The working memory model Flashcards
The working memory model: explanation (explanation of components on seperate flashcard but should be in overall explanation)
The WMM was created by Baddeley and Hitch as an explanation based on the MSM that argues the complexity of the STM, citing it as more than a temporary store for transferring informaton to the LTM, and questioned its existence as a single store. So, they proposed a multi-component working memory: the central executive which oversees three slave systems ,the visuospatial sketchpad, phonological loop and the episodic buffer, which process specific types of information.
The working memory model: explanation: Central Executive
A filter to determine which info recieved by the sense organs is and isn’t attended to, by processing info in all sensory forms and directing info to the model’s slave systems and collecting responses. It has a limited capacity and can only cope with one strand of info at a time, and so selectively attends to types of info, allowing us to switch attention between different inputs of information.
The working memory model: explanation: Phonological Loop
The PL deals with auditory info with a limited capacity dtermined by the amount of info that can be spoken out loud in about 2 seconds. It has two seperate stores within: the primary acoustic store (inner ear, storing words recently heard) and the articulatory process (inner voice).

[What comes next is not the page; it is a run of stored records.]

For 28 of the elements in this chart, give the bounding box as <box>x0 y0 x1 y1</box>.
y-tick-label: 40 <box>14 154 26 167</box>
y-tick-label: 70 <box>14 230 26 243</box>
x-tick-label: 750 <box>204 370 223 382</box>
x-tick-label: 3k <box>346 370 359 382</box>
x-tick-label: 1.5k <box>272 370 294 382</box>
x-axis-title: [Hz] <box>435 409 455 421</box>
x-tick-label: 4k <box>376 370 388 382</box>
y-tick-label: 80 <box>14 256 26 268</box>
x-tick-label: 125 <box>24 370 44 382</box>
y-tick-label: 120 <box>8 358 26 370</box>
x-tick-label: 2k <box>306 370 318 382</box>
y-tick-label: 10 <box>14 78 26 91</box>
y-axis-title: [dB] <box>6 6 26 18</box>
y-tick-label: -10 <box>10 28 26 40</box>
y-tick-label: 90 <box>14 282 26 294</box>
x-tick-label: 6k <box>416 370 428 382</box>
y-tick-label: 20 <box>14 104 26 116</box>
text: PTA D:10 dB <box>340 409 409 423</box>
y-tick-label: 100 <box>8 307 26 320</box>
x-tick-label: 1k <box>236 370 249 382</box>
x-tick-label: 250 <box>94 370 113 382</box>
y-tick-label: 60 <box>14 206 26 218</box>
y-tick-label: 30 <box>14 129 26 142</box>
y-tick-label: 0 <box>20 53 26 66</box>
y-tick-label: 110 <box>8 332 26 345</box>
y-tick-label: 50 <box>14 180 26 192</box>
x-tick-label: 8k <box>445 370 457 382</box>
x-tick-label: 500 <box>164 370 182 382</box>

The working memory model: explanation: Visuo-spatial Sketchpad
The VSS deals with visual and spatial items and the relationships between them, which is coded and rehearsed through the use of mental pictures. It is subdivided into a visual cache, storing visual material about form and colour as well as an inner scribe which handles spatial relationships and rehearses and transfers info in the visual cache to the CE.
The working memory model: explanation: Episodic Buffer
The episodic buffer is a general store, explaining how its possible to temporary store information combined together from the CE, the PL and the VSS ato transfer to LTM. It has no storage capaciy.
The working memory model: evaluation: Strength 1
supported by objecttive research that support the existence of seperate stores within the short term memory. PET scans show the PL and the VSS as loated in different brain areas which show brain activation in the left hemisphere of the brain with visual tasks, and activation in the right hemisphere with spatial information. This supports idea of dividing the VSS into a seperate visual cache and inner scribe, with this objective research acting as concrete evidence fir the legitimacy of this model.
The working memory model: evaluation: Strength 2
A Shallice and Warrington (1974) case study reported that brain-damaged patient KF could recall verbal but not visual information immediately after its presentation, which supports the WMM’s claim that separate short-term stores manage short-term phonological and visual memories.
The working memory model: evaluation: Limitation 1
Despite providing more detail of STM than the multi-store model, the WMM has been criticized for being too simplistic and vague, e.g. it is unclear what the central executive is, or its exact role in attention. This vagueness means it can be used to explain almost any experimental results, therfore producing an inherently circular argument.
The working memory model: evaluation: Limitation 2
Model fails to explain vital elements of memory by focusing soley on STMS. For example, it cannot explain the link between working memory and long term memory, this suggest a lack of depth in the model. Surely if there are seperate stores of STM, then there must be seperate stores for the LTM as well, which has been proven by seperate research known as episodic and semantic, but this model makes no effort to explain these, and is therfore reductionist in nature.